While innovative approaches to risk management have proliferated post-crisis, Oleg Ruban of MSCI warns risk managers to be careful what they measure. Measured asset correlations, for example, tend to rise in high volatility regimes even though the underlying return distribution remains unchanged. It is in fact the dispersion of returns that you need to measure. “Crowding” – the use of similar risk models across the industry has been “blamed for pretty much everything post-crisis,” states Ruban. “People have not gone to great lengths to actually define portfolio similar and measure crowding and what it means.” Controversially, he proposes that crowding should actually enhance idiosyncratic returns (or real alpha). The argument goes that the misalignment between value signals in the portfolio and signals in the risk model are the source of unique returns. So such “structured” portfolio construction can create a unique return profile.

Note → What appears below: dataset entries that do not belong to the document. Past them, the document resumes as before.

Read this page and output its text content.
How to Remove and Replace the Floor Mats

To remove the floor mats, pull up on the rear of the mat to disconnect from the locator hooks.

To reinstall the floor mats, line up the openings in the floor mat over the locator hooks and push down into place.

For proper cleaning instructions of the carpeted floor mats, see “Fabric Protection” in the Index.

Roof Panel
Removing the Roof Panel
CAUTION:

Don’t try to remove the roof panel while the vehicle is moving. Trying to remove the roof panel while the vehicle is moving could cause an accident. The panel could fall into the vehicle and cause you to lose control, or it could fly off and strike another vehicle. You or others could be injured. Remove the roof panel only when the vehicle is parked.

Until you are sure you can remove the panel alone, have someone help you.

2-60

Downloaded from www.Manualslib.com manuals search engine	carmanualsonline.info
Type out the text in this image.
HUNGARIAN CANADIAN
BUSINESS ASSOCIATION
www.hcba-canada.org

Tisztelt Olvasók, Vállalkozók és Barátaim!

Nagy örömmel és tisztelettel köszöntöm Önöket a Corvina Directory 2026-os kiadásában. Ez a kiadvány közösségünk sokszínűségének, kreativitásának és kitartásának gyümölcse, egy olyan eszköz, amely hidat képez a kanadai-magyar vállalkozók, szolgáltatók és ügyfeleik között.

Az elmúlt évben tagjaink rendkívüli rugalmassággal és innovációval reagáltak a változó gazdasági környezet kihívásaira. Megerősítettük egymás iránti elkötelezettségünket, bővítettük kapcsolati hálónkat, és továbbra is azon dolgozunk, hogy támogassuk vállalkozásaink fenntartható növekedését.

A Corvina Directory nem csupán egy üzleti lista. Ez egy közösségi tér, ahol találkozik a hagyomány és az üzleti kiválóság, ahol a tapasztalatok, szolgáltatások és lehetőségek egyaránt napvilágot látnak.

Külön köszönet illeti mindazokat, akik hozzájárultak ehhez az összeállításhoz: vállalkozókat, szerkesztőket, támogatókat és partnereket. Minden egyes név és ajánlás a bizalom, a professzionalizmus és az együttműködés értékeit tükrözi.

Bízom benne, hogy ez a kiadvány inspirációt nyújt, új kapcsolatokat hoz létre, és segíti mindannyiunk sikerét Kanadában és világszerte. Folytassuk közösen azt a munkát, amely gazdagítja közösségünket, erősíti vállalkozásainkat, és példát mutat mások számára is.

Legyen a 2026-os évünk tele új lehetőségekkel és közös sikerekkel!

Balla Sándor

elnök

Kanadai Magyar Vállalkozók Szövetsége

Ruban’s analysis highlights that problems in the past were partly due to an over-reliance on a small set of numbers to capture the motion of an entire portfolio. People are no embracing the multiple perspectives within risk with for example tail risk and stress testing, in a manner that is situation dependent. Statistical tools are exactly that: tools. “And they need to be used well,” Ruban observes. He maintains that it’s not a question of White Swans or Black Swans. “All swans are black when it’s night, and so you need to be aware if what you observe.”